Editor of the Iowa Soybean Review

(Photo: Joclyn Bushman/Iowa Soybean Association)

Rural Route 2: A new resolution

February 7, 2023 | Bethany Baratta

Does your 2023 “to-do” list contain any of these popular New Year’s resolutions?

  • Exercise more;
  • Eat healthier;
  • Lose weight;
  • Save more money;
  • Spend more time with family and friends; or
  • Spend less time on social media?

While I’m not one to make resolutions (or “revolutions,” as my son calls them), I do have a few things I’m committing to this year.

  • Pray more, worry less;
  • Learn more about those around me (coworkers, farmers and other industry experts);
  • Celebrate every day (not every day is good, but there is something good in every day);
  • Go on more adventures; and
  • Learn something new.

I’ve set these resolutions or goals loose for interpretation (and repetition). Not every one of these 365 days will be perfect in my quest toward these resolutions. But so far, so good.

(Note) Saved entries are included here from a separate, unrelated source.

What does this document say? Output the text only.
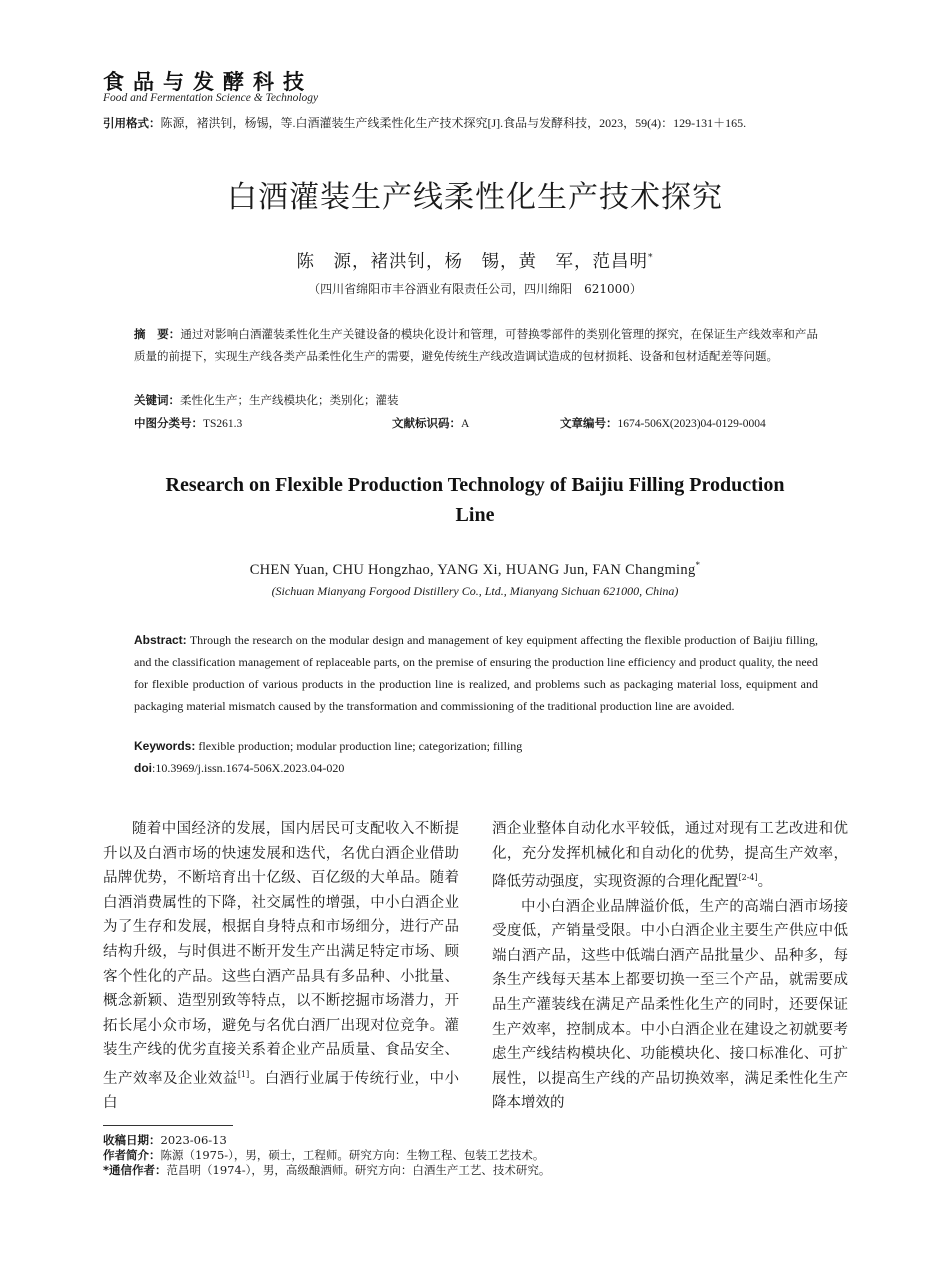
食品与发酵科技
Food and Fermentation Science & Technology
引用格式：陈源，褚洪钊，杨锡，等.白酒灌装生产线柔性化生产技术探究[J].食品与发酵科技，2023，59(4)：129-131＋165.
白酒灌装生产线柔性化生产技术探究
陈　源，褚洪钊，杨　锡，黄　军，范昌明*
（四川省绵阳市丰谷酒业有限责任公司，四川绵阳　621000）
摘　要：通过对影响白酒灌装柔性化生产关键设备的模块化设计和管理，可替换零部件的类别化管理的探究，在保证生产线效率和产品质量的前提下，实现生产线各类产品柔性化生产的需要，避免传统生产线改造调试造成的包材损耗、设备和包材适配差等问题。
关键词：柔性化生产；生产线模块化；类别化；灌装
中图分类号：TS261.3	文献标识码：A	文章编号：1674-506X(2023)04-0129-0004
Research on Flexible Production Technology of Baijiu Filling Production Line
CHEN Yuan, CHU Hongzhao, YANG Xi, HUANG Jun, FAN Changming*
(Sichuan Mianyang Forgood Distillery Co., Ltd., Mianyang Sichuan 621000, China)
Abstract: Through the research on the modular design and management of key equipment affecting the flexible production of Baijiu filling, and the classification management of replaceable parts, on the premise of ensuring the production line efficiency and product quality, the need for flexible production of various products in the production line is realized, and problems such as packaging material loss, equipment and packaging material mismatch caused by the transformation and commissioning of the traditional production line are avoided.
Keywords: flexible production; modular production line; categorization; filling
doi:10.3969/j.issn.1674-506X.2023.04-020

随着中国经济的发展，国内居民可支配收入不断提升以及白酒市场的快速发展和迭代，名优白酒企业借助品牌优势，不断培育出十亿级、百亿级的大单品。随着白酒消费属性的下降，社交属性的增强，中小白酒企业为了生存和发展，根据自身特点和市场细分，进行产品结构升级，与时俱进不断开发生产出满足特定市场、顾客个性化的产品。这些白酒产品具有多品种、小批量、概念新颖、造型别致等特点，以不断挖掘市场潜力，开拓长尾小众市场，避免与名优白酒厂出现对位竞争。灌装生产线的优劣直接关系着企业产品质量、食品安全、生产效率及企业效益[1]。白酒行业属于传统行业，中小白

酒企业整体自动化水平较低，通过对现有工艺改进和优化，充分发挥机械化和自动化的优势，提高生产效率，降低劳动强度，实现资源的合理化配置[2-4]。

中小白酒企业品牌溢价低，生产的高端白酒市场接受度低，产销量受限。中小白酒企业主要生产供应中低端白酒产品，这些中低端白酒产品批量少、品种多，每条生产线每天基本上都要切换一至三个产品，就需要成品生产灌装线在满足产品柔性化生产的同时，还要保证生产效率，控制成本。中小白酒企业在建设之初就要考虑生产线结构模块化、功能模块化、接口标准化、可扩展性，以提高生产线的产品切换效率，满足柔性化生产降本增效的

收稿日期：2023-06-13
作者简介：陈源（1975-），男，硕士，工程师。研究方向：生物工程、包装工艺技术。
*通信作者：范昌明（1974-），男，高级酿酒师。研究方向：白酒生产工艺、技术研究。
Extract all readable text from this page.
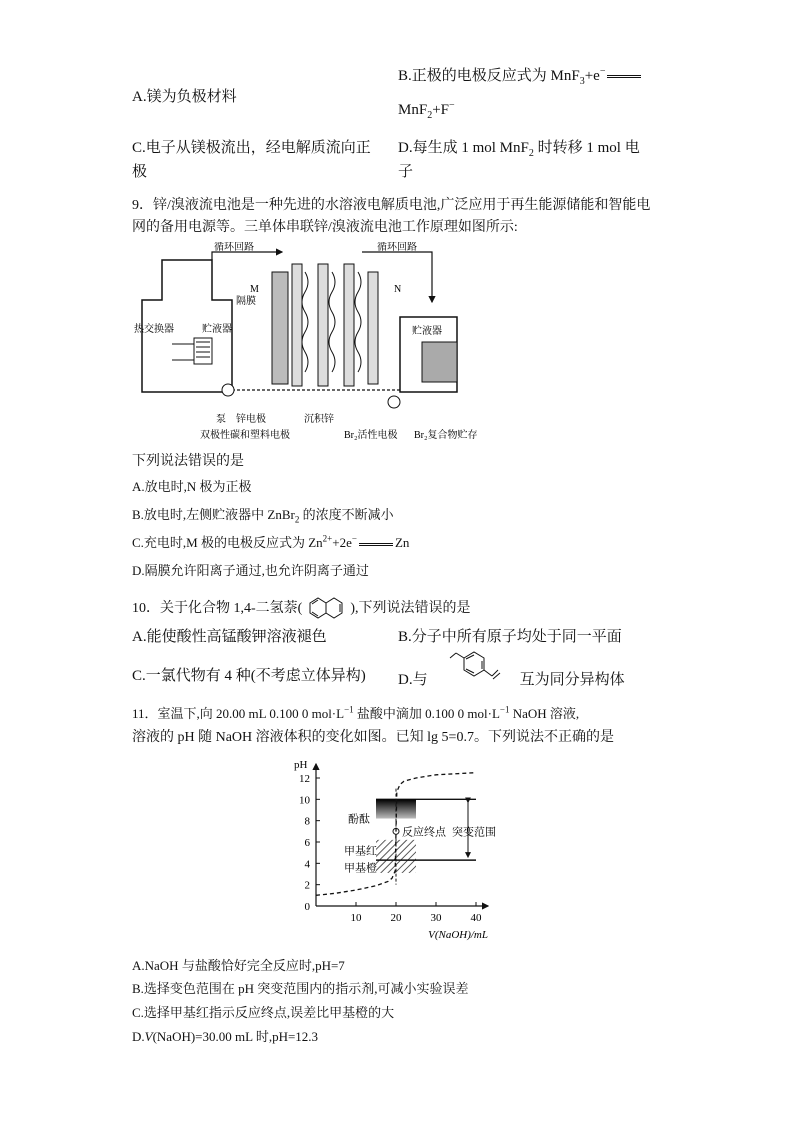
A.镁为负极材料
B.正极的电极反应式为 MnF$_3$+e−
MnF$_2$+F−
C.电子从镁极流出，经电解质流向正
极
D.每生成 1 mol MnF$_2$ 时转移 1 mol 电
子
9．锌/溴液流电池是一种先进的水溶液电解质电池,广泛应用于再生能源储能和智能电
网的备用电源等。三单体串联锌/溴液流电池工作原理如图所示:
贮液器
热交换器
循环回路	循环回路
M
隔膜
N
贮液器
泵 锌电极	沉积锌
双极性碳和塑料电极	Br₂活性电极 Br₂复合物贮存
下列说法错误的是
A.放电时,N 极为正极
B.放电时,左侧贮液器中 ZnBr$_2$ 的浓度不断减小
C.充电时,M 极的电极反应式为 $Zn^{2+}+2e^-$	Zn
D.隔膜允许阳离子通过,也允许阴离子通过
10．关于化合物 1,4-二氢萘(	),下列说法错误的是
A.能使酸性高锰酸钾溶液褪色	B.分子中所有原子均处于同一平面
C.一氯代物有 4 种(不考虑立体异构) D.与	互为同分异构体
11．室温下,向 20.00 mL 0.100 0 $mol\cdot L^{-1}$ 盐酸中滴加 0.100 0 $mol\cdot L^{-1}$ NaOH 溶液,
溶液的 pH 随 NaOH 溶液体积的变化如图。已知 lg 5=0.7。下列说法不正确的是
0
2
4
6
8
10
12
10	20	30	40
pH
V(NaOH)/mL
酚酞
反应终点 突变范围
甲基红
甲基橙
A.NaOH 与盐酸恰好完全反应时,pH=7
B.选择变色范围在 pH 突变范围内的指示剂,可减小实验误差
C.选择甲基红指示反应终点,误差比甲基橙的大
D.V(NaOH)=30.00 mL 时,pH=12.3
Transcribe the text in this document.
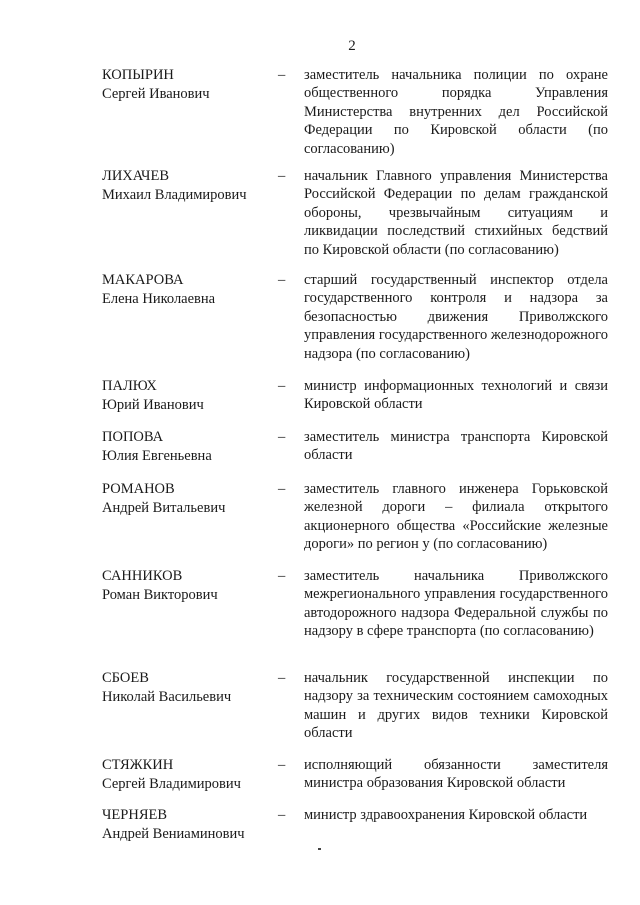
2
КОПЫРИН
Сергей Иванович
– заместитель начальника полиции по охране общественного порядка Управления Министерства внутренних дел Российской Федерации по Кировской области (по согласованию)
ЛИХАЧЕВ
Михаил Владимирович
– начальник Главного управления Министерства Российской Федерации по делам гражданской обороны, чрезвычайным ситуациям и ликвидации последствий стихийных бедствий по Кировской области (по согласованию)
МАКАРОВА
Елена Николаевна
– старший государственный инспектор отдела государственного контроля и надзора за безопасностью движения Приволжского управления государственного железнодорожного надзора (по согласованию)
ПАЛЮХ
Юрий Иванович
– министр информационных технологий и связи Кировской области
ПОПОВА
Юлия Евгеньевна
– заместитель министра транспорта Кировской области
РОМАНОВ
Андрей Витальевич
– заместитель главного инженера Горьковской железной дороги – филиала открытого акционерного общества «Российские железные дороги» по регион у (по согласованию)
САННИКОВ
Роман Викторович
– заместитель начальника Приволжского межрегионального управления государственного автодорожного надзора Федеральной службы по надзору в сфере транспорта (по согласованию)
СБОЕВ
Николай Васильевич
– начальник государственной инспекции по надзору за техническим состоянием самоходных машин и других видов техники Кировской области
СТЯЖКИН
Сергей Владимирович
– исполняющий обязанности заместителя министра образования Кировской области
ЧЕРНЯЕВ
Андрей Вениаминович
– министр здравоохранения Кировской области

These days, I’m intentionally adding meetings and conferences to learn more about the soybean industry. Each opportunity provides the experts and information that will help me grow individually and professionally. I’m looking forward to the Innovation to Profit Conference, hosted by Iowa Soybean Association’s (ISA) Research Center for Farming Innovation on Feb. 16, to learn more about research results and opportunities for farmers in 2023. Plus, I’m excited to learn from Anja Manuel, a former diplomat, author and advisor on foreign policy. Seneca Wallace, former Iowa State and NFL player and business owner, is another highlight on the agenda.

Tagging along with farmers in the tractor or combine (or leaning over the side of the truck to talk) is one of the best parts of my job. I’m also lucky to surround myself with agronomists and specialists who invite staff to participate in job shadowing opportunities. During a recent job shadow, I learned more about setting up a field trial related to cover crops and manure application.

There’s no doubt that farmers resolve to do better every year. Sometimes, it means changing a practice to be more productive or profitable. Unlike most resolutions, which involve more willpower, farmers can’t control the weather, which is a significant factor in farming.

If your list of resolutions includes building a Rolodex of experts who can help you be more productive and profitable, consider the experts at ISA. The concerns on your farm and your business goals drive the work they do daily.

This issue of the Iowa Soybean Review gave me a boost toward achieving my New Year’s resolution of learning new things. Consider the topics covered in this issue: Checkoff investments and matching through the Research Center for Farming Innovation, efforts in drainage water recycling, conservation myth-busting, and the Agriculture’s Clean Water Alliance’s collaborative work in water quality before the creation of the Iowa Nutrient Reduction Strategy.

I wish you luck achieving your New Year’s resolutions (or “revolutions”), and I hope to see you at the Innovation to Profit Conference!